This lift, once behind us, a platform, located on our left, shows us beautiful agricultural machines. Locomobiles, horse-drawn seeders, harvesters. Steam and great mechanics introduced into the work of the fields, what an immense innovation! It has been accomplished entirely in our time.
I will not let this opportunity slip to claim, for our ancestors the Gauls, the priority of harvesting machines. A text by Palladius, a fifth-century writer, proves that this priority belongs to them. A drawing that faithfully translates the text in question shows us a small carriage consisting of a box open at the top and mounted on two wheels. This carriage is pushed by an ox tied to a barrier by its yoke between two short stretchers, its head turned towards the box. Behind the ox, a Gaul holding a lever longer than the stretchers in each hand, varies the inclination of the box, which is hinged to the train, as he wishes. The four sides of this box slope outwards, and the front one, which is lower than the others, is provided at its upper edge with a row of iron teeth which, at their end, curve backwards in a horizontal plane.
Such was the machine. Its operation is understandable.
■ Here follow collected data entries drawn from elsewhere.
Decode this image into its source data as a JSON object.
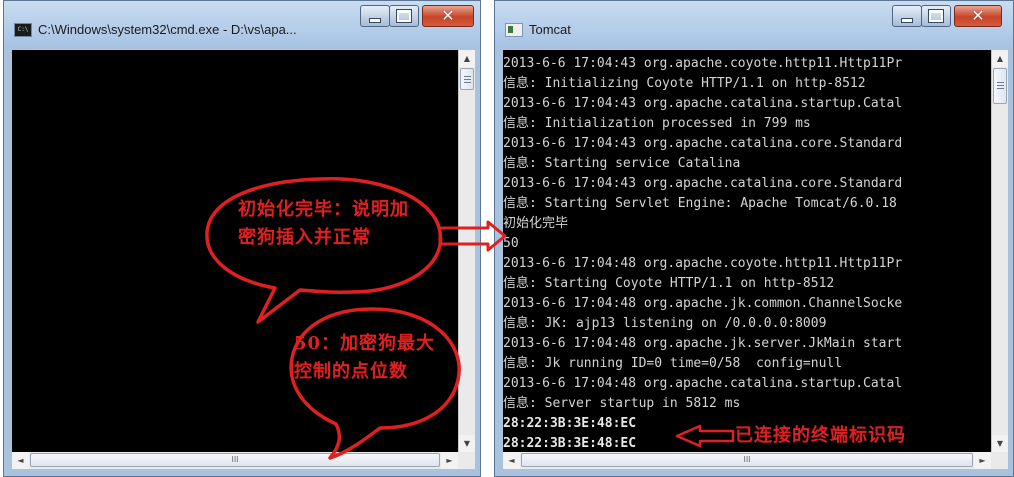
{
  "windows": {
    "cmd": {
      "title": "C:\\Windows\\system32\\cmd.exe - D:\\vs\\apa...",
      "icon": "console-icon"
    },
    "tomcat": {
      "title": "Tomcat",
      "icon": "java-app-icon",
      "log_lines": [
        "2013-6-6 17:04:43 org.apache.coyote.http11.Http11Pr",
        "信息: Initializing Coyote HTTP/1.1 on http-8512",
        "2013-6-6 17:04:43 org.apache.catalina.startup.Catal",
        "信息: Initialization processed in 799 ms",
        "2013-6-6 17:04:43 org.apache.catalina.core.Standard",
        "信息: Starting service Catalina",
        "2013-6-6 17:04:43 org.apache.catalina.core.Standard",
        "信息: Starting Servlet Engine: Apache Tomcat/6.0.18",
        "初始化完毕",
        "50",
        "2013-6-6 17:04:48 org.apache.coyote.http11.Http11Pr",
        "信息: Starting Coyote HTTP/1.1 on http-8512",
        "2013-6-6 17:04:48 org.apache.jk.common.ChannelSocke",
        "信息: JK: ajp13 listening on /0.0.0.0:8009",
        "2013-6-6 17:04:48 org.apache.jk.server.JkMain start",
        "信息: Jk running ID=0 time=0/58  config=null",
        "2013-6-6 17:04:48 org.apache.catalina.startup.Catal",
        "信息: Server startup in 5812 ms",
        "28:22:3B:3E:48:EC",
        "28:22:3B:3E:48:EC"
      ]
    }
  },
  "scrollbar": {
    "up": "▲",
    "down": "▼",
    "left": "◄",
    "right": "►",
    "grip": "III"
  },
  "annotations": {
    "bubble1": "初始化完毕：说明加密狗插入并正常",
    "bubble2": "50：加密狗最大控制的点位数",
    "terminal_id": "已连接的终端标识码"
  },
  "colors": {
    "annotation": "#e02020",
    "console_bg": "#000000",
    "console_text": "#d4d4d4"
  }
}
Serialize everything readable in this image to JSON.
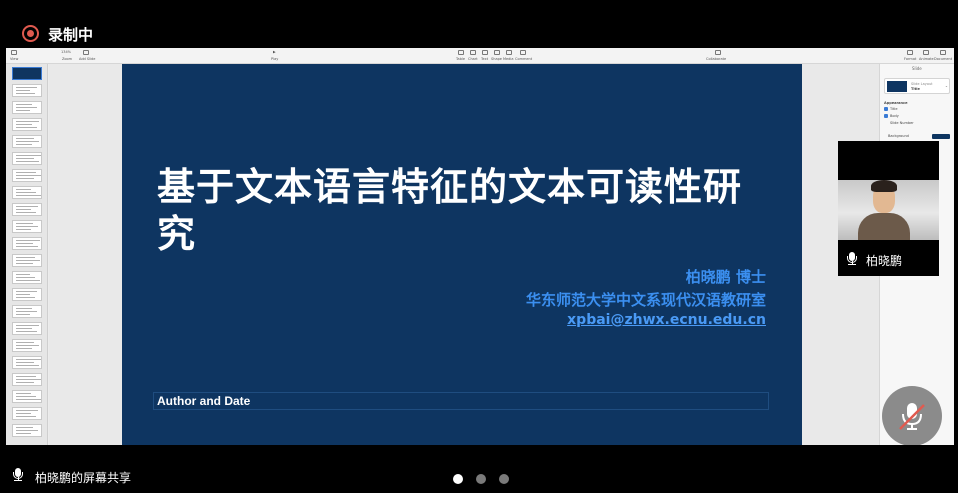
{
  "recording": {
    "label": "录制中",
    "color": "#e05a4f"
  },
  "keynote": {
    "toolbar": {
      "left": [
        "View",
        "Zoom",
        "Add Slide"
      ],
      "zoom_value": "134%",
      "center": [
        "Play"
      ],
      "insert": [
        "Table",
        "Chart",
        "Text",
        "Shape",
        "Media",
        "Comment"
      ],
      "collaborate": "Collaborate",
      "right": [
        "Format",
        "Animate",
        "Document"
      ]
    },
    "slide": {
      "title": "基于文本语言特征的文本可读性研究",
      "author": "柏晓鹏 博士",
      "affiliation": "华东师范大学中文系现代汉语教研室",
      "email": "xpbai@zhwx.ecnu.edu.cn",
      "footer": "Author and Date",
      "background_color": "#0e3561",
      "accent_color": "#3b8ff0"
    },
    "inspector": {
      "tab": "Slide",
      "layout_label": "Slide Layout",
      "layout_name": "Title",
      "appearance_heading": "Appearance",
      "options": [
        "Title",
        "Body",
        "Slide Number"
      ],
      "background_label": "Background"
    }
  },
  "participant": {
    "name": "柏晓鹏"
  },
  "share_label": "柏晓鹏的屏幕共享",
  "pager": {
    "count": 3,
    "active_index": 0
  }
}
Under the impulse of the ox, the reaper entered the fields, the herdsman adjusting the inclination of the box to the height of the wheat; first the ears of corn would engage between the teeth, then, as the cart continued to move forward, they would be packed into the concavity of the hooks, and finally, detached from the straw, they would fall and pile up in the cart.
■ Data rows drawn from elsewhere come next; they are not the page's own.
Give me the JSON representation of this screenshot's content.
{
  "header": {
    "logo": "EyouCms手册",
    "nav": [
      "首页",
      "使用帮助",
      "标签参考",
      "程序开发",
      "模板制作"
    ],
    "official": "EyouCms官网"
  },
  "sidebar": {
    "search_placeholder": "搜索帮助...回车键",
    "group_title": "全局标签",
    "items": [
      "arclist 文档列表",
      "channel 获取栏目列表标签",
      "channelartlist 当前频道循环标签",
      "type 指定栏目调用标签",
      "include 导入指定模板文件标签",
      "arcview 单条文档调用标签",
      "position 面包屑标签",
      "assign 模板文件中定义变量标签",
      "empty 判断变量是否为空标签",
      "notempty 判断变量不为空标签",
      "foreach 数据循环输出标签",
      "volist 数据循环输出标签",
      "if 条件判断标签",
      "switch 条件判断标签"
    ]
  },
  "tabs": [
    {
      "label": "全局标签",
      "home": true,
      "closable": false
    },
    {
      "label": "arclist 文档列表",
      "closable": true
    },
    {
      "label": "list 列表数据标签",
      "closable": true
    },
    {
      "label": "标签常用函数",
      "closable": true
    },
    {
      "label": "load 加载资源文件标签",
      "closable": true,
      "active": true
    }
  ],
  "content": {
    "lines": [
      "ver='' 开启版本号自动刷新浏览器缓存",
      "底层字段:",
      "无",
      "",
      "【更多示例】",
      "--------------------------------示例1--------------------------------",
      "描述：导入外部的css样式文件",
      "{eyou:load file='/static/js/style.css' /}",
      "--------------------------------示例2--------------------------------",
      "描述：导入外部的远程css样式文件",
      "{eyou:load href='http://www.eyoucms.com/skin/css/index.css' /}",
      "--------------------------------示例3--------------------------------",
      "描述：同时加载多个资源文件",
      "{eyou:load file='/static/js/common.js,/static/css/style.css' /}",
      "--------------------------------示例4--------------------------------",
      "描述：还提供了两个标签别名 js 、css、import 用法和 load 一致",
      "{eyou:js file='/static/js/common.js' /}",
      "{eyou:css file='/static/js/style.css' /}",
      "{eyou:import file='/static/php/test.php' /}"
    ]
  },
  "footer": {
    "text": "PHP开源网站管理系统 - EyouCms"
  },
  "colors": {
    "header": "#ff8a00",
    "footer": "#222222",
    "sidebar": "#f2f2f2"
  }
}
Palladius tells us that this machine was in use in that part of Gaul which is on the plain. ". It saves, he said, the work of men, and by its means a single ox can do the whole harvest. In a few hours, with a few comings and goings, the harvest is finished. "
May I be forgiven for this archaeology, I recognise moreover that if we had something to ask of our first fathers of heroic and philosophical memory, it would not be to put us on the path of mechanical improvements; what we should take from them is their indomitable spirit of freedom, it is that feeling so profound and so clear of immortality and eternal perfectibility which inspired in them that sovereign contempt for death, of which the Greeks and Romans were astonished.